Speaking to the National Review last month, Eastman claimed that he was more skeptical of success than the memo makes it sound.

“The memo was not being provided to Trump or Pence as my advice,” he said of the lengthier iteration of the document. “The memo was designed to outline every single possible scenario that had been floated, so that we could talk about it.”

Eastman also claimed to be the “white-knight hero” for having talked Trump “down from the more aggressive position,” though the National Review cites a person close to Pence as saying that Eastman admitted the weakness of the have-Pence-toss-the-votes argument only when he was challenged on it. It’s probably also useful to point out that Trump never actually abandoned the aggressive position on Pence. Even after the riot started on Jan. 6, Trump attacked Pence for not simply rejecting the cast electoral votes.

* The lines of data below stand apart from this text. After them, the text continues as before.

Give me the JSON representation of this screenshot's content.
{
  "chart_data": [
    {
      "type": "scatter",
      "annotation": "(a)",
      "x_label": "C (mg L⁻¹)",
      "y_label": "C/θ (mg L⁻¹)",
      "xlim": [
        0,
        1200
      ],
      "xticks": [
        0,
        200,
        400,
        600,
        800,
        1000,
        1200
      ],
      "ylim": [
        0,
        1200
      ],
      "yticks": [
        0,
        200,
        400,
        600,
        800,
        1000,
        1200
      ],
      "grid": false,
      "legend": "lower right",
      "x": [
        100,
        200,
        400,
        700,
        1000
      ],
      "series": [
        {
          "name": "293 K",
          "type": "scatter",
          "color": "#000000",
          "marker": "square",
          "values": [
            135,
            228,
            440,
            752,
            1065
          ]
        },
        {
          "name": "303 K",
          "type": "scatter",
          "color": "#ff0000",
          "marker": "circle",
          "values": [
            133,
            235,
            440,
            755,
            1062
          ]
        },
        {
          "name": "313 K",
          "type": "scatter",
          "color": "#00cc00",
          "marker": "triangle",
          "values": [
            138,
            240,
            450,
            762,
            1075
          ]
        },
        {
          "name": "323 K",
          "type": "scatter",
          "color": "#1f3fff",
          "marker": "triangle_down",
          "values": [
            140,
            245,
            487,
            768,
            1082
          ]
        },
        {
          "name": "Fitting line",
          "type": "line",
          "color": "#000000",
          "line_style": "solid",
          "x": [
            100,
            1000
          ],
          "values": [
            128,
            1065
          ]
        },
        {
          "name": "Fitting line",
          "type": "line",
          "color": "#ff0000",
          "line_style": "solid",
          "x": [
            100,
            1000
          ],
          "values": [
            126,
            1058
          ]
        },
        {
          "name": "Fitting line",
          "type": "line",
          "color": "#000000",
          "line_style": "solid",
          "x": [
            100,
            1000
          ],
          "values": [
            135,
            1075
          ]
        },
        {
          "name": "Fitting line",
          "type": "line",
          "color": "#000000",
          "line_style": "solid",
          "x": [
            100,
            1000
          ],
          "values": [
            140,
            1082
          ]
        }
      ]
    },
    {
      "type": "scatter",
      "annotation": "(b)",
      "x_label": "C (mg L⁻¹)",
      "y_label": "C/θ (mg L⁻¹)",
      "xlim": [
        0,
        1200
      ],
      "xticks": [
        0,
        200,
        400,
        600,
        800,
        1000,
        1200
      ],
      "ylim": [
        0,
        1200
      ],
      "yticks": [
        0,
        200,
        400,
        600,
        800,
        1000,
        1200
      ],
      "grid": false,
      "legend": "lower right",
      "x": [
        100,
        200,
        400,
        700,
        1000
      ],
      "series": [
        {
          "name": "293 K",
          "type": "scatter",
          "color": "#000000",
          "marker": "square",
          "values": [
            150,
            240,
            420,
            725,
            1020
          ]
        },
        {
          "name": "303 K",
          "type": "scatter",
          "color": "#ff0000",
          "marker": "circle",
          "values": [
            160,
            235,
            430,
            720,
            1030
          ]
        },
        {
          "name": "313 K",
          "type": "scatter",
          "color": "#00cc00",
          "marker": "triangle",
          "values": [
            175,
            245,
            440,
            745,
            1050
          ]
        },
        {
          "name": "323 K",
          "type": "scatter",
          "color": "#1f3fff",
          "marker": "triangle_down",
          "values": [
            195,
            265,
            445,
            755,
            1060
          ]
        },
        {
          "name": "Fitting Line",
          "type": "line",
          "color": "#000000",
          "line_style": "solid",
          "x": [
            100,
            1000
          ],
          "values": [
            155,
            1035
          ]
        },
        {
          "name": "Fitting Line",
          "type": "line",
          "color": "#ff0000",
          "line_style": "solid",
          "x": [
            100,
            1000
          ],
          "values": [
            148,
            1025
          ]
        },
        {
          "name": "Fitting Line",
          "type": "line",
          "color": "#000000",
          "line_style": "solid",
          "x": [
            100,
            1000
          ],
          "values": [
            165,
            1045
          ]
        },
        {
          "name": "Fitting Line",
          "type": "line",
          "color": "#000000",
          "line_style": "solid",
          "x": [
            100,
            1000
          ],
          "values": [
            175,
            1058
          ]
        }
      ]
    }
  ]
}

The effort to reposition himself as a sage, skeptical adviser to the president was further damaged last week with the publication of hidden-camera interviews. Speaking to undercover journalist Lauren Windsor, Eastman insisted that Pence could have thrown out the electors, but Pence is “an establishment guy at the end of the day” who “bought into this very myopic view that Trump was destroying the Republican Party.” He reiterated his claims about rampant fraud. He suggested that the legislators on the Jan. 2 call who didn’t act on Trump’s behalf were “spineless” and should be primaried. This is a slightly different position than when he told the National Review that anyone who thought the have-Pence-kick-it-to-the-House plan was “a viable strategy is crazy.”

There’s a relevant question that remains unanswered: Why did Eastman write two memos? We know from Costa and Woodward’s reporting that Lee saw the shorter, blunter version Jan. 2. The six-page, more nuanced version obtained by CNN is dated Jan. 3. Was it Lee’s rejection of the Pence plan that spurred Eastman to create a document that might more easily pass muster with people who understood constitutional law? Eastman told the National Review that neither memo was part of a critical group discussion involving Trump, Pence and Eastman that unfolded in the Oval Office on Jan. 4, “but the ideas certainly were.” So if it was drafted on Jan. 3, what was the point? Was this more nuanced argument ever presented to anyone at all before it was offered to CNN after the two-page memo became public?

Or was that second memo simply the first part of Eastman’s ongoing effort to present his views as moderated and nuanced?